There is no one that boils my blood more than my own family members do, and yet they are the very people that are the hardest to get away from. I am not talking about physically getting away from, but mentally. I can always move far away from my family, but I will still be thinking of them. That’s the hardest part. Sometimes, I am so angry that I nearly feel as if it’s my fault for being so angry at them. Guilt settles in, and I just feel absolutely defeated and helpless. It’s such a vicious state of mind to be in.
The 10 Commandments state to “honor your father and mother.” Why does God start there? Because it really does start with the ones closest to you. The term “honor” doesn’t necessarily mean to obey, while that may be included in the definition. Honoring someone is sometimes even more difficult than obeying them. It is a state of mind, and it is a position that you take in every situation you are or are not with them. Honor is upheld in your heart and mind.
After having typed out that last paragraph, I’m realizing very quickly that I do not have the strength or even ability to honor my parents, let alone any of my other family members—not, at least, on my own. I need to draw from a source much greater than I am… and that is the Holy Spirit, the works of Christ, and the Almighty I AM. I am completely powerless without the outpour of the Spirit into my heart, to show me what true honor and true love looks like IN SPITE OF (not despite, but yes, IN SPITE) the disobedience and even, hate in my heart.
With all of that said, I still remain defeated, but alas… I am not hopeless, even if I may “feel” that sometimes.
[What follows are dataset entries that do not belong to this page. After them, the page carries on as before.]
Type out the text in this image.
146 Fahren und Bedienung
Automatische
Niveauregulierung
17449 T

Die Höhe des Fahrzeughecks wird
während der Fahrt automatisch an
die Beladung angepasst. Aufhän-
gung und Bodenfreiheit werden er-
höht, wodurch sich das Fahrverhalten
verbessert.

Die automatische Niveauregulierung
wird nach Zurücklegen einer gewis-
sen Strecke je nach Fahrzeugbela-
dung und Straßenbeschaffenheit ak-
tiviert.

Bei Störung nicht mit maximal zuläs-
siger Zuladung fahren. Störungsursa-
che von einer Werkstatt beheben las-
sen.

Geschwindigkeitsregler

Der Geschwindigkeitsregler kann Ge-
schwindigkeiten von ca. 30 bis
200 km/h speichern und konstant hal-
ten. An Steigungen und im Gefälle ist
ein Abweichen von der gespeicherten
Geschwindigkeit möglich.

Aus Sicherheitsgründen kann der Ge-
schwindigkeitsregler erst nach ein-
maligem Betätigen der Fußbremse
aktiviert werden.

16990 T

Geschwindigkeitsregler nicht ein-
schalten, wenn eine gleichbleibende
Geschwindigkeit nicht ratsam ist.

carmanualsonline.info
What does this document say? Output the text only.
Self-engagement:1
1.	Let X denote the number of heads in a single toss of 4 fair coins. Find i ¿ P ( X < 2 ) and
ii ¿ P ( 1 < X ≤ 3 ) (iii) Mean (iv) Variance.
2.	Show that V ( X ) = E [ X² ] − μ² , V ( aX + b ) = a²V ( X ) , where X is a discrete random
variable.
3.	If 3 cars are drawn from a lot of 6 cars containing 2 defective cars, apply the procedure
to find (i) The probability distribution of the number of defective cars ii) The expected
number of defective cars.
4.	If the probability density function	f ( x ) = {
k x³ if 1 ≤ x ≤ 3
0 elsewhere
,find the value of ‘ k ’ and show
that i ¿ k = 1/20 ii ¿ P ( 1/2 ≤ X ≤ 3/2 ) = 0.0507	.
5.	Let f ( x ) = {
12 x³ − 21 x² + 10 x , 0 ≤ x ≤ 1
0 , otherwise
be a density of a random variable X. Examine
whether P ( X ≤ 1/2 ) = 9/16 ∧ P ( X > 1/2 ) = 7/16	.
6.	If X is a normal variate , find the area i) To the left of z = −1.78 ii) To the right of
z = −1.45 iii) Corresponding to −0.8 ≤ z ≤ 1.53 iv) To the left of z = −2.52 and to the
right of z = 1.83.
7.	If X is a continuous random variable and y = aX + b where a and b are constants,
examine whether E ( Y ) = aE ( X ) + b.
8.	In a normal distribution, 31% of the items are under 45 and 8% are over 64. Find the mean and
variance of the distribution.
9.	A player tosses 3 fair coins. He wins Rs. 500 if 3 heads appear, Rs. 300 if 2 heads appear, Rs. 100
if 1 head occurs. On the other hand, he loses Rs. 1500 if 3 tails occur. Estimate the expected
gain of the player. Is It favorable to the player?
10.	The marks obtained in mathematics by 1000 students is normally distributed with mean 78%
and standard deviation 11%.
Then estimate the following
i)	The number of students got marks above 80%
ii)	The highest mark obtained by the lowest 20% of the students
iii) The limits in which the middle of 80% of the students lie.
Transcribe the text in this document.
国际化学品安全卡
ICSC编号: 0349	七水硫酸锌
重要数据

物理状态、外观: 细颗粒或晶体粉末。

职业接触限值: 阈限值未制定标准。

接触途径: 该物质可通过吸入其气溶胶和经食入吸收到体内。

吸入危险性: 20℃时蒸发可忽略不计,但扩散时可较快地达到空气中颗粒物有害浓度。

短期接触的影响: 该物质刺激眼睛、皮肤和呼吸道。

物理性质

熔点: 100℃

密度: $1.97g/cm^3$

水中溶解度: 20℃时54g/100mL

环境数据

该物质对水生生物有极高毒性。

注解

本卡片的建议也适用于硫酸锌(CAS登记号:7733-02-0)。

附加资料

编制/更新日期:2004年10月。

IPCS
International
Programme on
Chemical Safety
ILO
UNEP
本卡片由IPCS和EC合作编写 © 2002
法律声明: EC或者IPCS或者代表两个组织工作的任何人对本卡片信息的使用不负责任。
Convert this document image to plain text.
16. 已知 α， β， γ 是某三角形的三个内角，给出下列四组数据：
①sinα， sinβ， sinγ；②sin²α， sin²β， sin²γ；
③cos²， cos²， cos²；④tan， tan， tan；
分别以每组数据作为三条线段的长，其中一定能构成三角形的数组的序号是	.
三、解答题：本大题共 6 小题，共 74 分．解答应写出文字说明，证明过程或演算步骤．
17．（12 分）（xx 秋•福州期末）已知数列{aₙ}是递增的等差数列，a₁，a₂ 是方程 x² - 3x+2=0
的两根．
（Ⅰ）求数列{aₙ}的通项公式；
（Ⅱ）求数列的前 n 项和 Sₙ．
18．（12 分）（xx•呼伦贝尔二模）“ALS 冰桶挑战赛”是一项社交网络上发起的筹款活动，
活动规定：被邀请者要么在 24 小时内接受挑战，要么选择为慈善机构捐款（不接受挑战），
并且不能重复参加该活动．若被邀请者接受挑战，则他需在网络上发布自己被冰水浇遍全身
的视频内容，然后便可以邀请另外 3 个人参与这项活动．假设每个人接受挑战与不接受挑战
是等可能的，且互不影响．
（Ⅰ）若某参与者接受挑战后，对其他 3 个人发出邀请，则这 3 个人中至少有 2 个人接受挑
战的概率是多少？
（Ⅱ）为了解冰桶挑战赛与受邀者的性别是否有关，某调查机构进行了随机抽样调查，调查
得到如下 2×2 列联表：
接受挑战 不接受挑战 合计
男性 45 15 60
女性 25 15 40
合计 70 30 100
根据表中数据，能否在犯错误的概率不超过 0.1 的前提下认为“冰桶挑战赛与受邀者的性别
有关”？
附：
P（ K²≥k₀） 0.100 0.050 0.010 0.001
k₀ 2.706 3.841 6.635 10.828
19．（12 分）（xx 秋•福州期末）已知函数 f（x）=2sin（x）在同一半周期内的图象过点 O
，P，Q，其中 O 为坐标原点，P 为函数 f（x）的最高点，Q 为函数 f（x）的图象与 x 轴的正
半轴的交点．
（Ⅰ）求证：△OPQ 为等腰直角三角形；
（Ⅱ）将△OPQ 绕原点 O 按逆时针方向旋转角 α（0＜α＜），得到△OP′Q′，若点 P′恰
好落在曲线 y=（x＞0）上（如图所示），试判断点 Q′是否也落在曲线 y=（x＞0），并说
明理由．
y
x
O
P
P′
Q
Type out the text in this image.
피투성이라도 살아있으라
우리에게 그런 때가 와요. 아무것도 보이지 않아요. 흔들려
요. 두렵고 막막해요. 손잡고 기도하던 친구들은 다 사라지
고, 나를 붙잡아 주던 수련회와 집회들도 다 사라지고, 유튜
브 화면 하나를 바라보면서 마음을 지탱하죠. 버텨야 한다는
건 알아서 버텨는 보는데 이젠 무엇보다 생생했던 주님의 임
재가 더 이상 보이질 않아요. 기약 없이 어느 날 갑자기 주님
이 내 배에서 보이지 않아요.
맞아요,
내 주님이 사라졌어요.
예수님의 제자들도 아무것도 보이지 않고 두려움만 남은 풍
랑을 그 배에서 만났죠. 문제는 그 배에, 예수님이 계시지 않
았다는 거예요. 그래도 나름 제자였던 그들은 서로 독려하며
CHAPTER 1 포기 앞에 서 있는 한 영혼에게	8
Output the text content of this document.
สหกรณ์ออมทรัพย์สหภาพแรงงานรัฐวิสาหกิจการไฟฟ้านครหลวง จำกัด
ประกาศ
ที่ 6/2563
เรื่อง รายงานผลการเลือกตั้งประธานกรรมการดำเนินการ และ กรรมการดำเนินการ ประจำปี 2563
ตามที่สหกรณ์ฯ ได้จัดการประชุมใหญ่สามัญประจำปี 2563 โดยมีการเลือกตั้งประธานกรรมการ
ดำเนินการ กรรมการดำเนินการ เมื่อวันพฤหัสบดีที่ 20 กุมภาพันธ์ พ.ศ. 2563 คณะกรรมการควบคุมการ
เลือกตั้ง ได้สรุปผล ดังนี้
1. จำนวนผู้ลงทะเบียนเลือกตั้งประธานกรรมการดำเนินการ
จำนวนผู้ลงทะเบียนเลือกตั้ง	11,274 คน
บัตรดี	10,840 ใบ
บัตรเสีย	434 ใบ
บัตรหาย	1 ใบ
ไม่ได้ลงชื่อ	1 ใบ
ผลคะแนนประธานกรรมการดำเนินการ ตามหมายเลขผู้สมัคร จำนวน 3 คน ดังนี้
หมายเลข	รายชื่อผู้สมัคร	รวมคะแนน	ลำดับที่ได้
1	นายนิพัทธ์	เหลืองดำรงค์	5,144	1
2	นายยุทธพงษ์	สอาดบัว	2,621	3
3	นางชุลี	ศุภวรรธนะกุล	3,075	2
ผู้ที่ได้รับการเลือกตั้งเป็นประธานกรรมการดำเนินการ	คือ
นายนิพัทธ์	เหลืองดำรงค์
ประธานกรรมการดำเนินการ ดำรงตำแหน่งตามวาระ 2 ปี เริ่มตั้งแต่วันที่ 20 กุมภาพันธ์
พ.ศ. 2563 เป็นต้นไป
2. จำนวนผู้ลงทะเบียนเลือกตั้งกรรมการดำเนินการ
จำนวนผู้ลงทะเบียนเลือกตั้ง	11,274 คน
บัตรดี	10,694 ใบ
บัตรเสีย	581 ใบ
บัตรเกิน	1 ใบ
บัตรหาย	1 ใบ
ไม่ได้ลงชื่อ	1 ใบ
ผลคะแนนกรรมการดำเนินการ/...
I am thankful for this rest evening at home, and so so very glad that tomorrow is Friday.
"Continue in the faith."
Perseverance is the badge of true saints. The Christian life is not a beginning only in the ways of God, but also a continuance in the same as long as life lasts. It is with a Christian as it was with the great Napoleon: he said, “Conquest has made me what I am, and conquest must maintain me.” So, under God, dear brother in the Lord, conquest has made you what you are, and conquest must sustain you. Your motto must be, “Excelsior.” He only is a true conqueror, and shall be crowned at the last, who continueth till war’s trumpet is blown no more. Perseverance is, therefore, the target of all our spiritual enemies. The world does not object to your being a Christian for a time, if she can but tempt you to cease your pilgrimage, and settle down to buy and sell with her in Vanity Fair. The flesh will seek to ensnare you, and to prevent your pressing on to glory. “It is weary work being a pilgrim; come, give it up. Am I always to be mortified? Am I never to be indulged? Give me at least a furlough from this constant warfare.” Satan will make many a fierce attack on your perseverance; it will be the mark for all his arrows. He will strive to hinder you in service: he will insinuate that you are doing no good; and that you want rest. He will endeavour to make you weary of suffering, he will whisper, “Curse God, and die.” Or he will attack your steadfastness: “What is the good of being so zealous? Be quiet like the rest; sleep as do others, and let your lamp go out as the other virgins do.” Or he will assail your doctrinal sentiments: “Why do you hold to these denominational creeds? Sensible men are getting more liberal; they are removing the old landmarks: fall in with the times.” Wear your shield, Christian, therefore, close upon your armour, and cry mightily unto God, that by his Spirit you may endure to the end.
We all go through our own recurring struggles. Mine have always been with my relationships, particularly in my friendships. While I have many a time, wished that I gave up on trying to make my relationships work, I am reminded that it is not about the strength or even the duration of the struggle, but it is instead of my response to it: Excelsior, is my reply.